Comprehensive intelligence gathering requires a number of sources: open source, intercepted communications, satellite imagery and tracking are all crucial factors in intelligence gathering before putting together an analysis, Ashour said. But the human intelligence aspect is also crucial.

“These technologies along the border – the cameras and the automatic rifles and the balloons and the smart fans – are [supported] also by the fact you have people – human beings – maintaining them, watching them,” Ziv said.

On October 7, the border with Gaza was undermanned. Many of the troops were allegedly at home, celebrating the Jewish holiday, Sukkot, while others had been relocated to support Israeli operations around the Al-Aqsa Mosque in Jerusalem and in the West Bank. “Only two or three battalions were left around the Gaza border,” Ziv said, adding that even they were not at full capacity due to the holiday.

A number of young female soldiers who monitored a section of a few kilometres of the Gaza Strip via cameras knew the comings and goings of everyone in that zone – from farmers to Hamas commanders. When they noticed certain changes in behaviour and movements, they alerted senior officers.

“Nobody was listening to them,” Ziv said. Apparently, he added, the Israeli military suspected Hamas would break through the barrier surrounding Gaza, disable security equipment and storm border towns. The newspaper, Haaretz, posed the question on November 20 of whether the response would have been different if men had been the ones warning their superiors.

“The intelligence collection was good but the analysis was [lacking],” Ashour said.

The reputational damage done on October 7 wasn’t just about failing to anticipate Hamas’s operation. It was also about how inadequately Israeli forces reacted after the border fence was breached. The Israelis who came under attack that day expected help from the military or police in minutes. Instead, help took hours to arrive – in one case as many as 20 hours.

“The image that Israel created for decades has been dented,” Antony Loewenstein, author of the book, The Palestine Laboratory: How Israel Exports the Technology of Occupation Around the World, told Al Jazeera.

Israeli troops are seen crossing the border fence between Israel and Gaza on November 13, 2023 [Fadel Senna/AFP]

‘A mass assassination factory’

But that failure hasn’t stopped the Israeli military from continuing to use AI and technology for its current war on Gaza.

A groundbreaking report in +972 Magazine laid bare how loosened restrictions on civilian casualties, an expanded authorisation to bomb non-military targets and an AI system used to rapidly generate targets have combined to create “a mass assassination factory”.

Known as “Habsora” or “The Gospel”, this system relies on AI and can generate targets almost instantaneously, according to the report.

“One of the things that people who promote AI usage in warfare think is that somehow it’s going to make wars more humane,” Loewenstein said.

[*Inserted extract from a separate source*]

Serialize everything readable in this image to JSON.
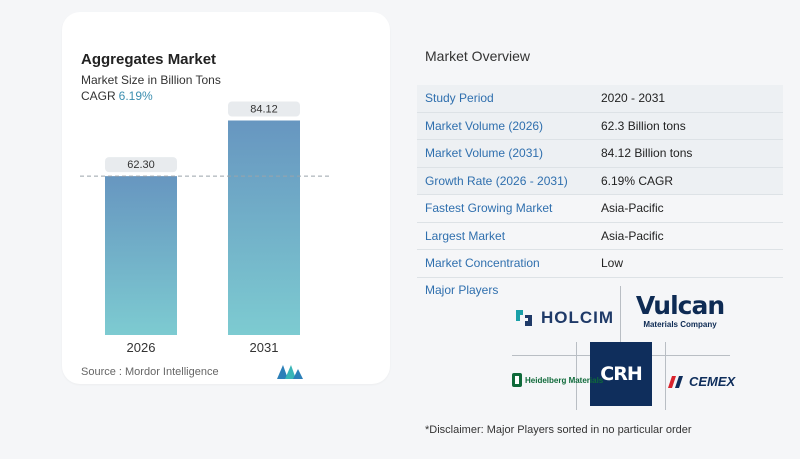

Proponents of the use of AI, he said, argue that “the targeting will be more precise and that so-called collateral damage will not happen or will happen far less”. But those arguments do not hold up, according to Loewenstein.

“I’ve seen literally no evidence for that,” he said.

The report in +972 Magazine coupled with the devastating images coming out of Gaza paint a grim reality where nowhere near enough is being done to protect civilian lives or infrastructure. But where some see horror, others see opportunity.

“The impact of the +972 Magazine reporting will be that a large number of countries will see it and be desperate to get their hands on that technology themselves,” Loewenstein said. “That’s how the laboratory works and it’s happened time and time and time again around Gaza and around the West Bank for years.”

It may not be just the technology itself that is attractive to prospective buyers but also the tactics used to justify its use.

“The unparalleled amount of civilian casualties has not been an impediment to that technology selling, but in fact, will be seen as a bonus because so many other nations around the world, look at what Israel is doing in Palestine – not just since October 7, but years before,” Loewenstein said. “They want to obtain not just the technology but the idea of how do you get away with such a massive civilian death toll.”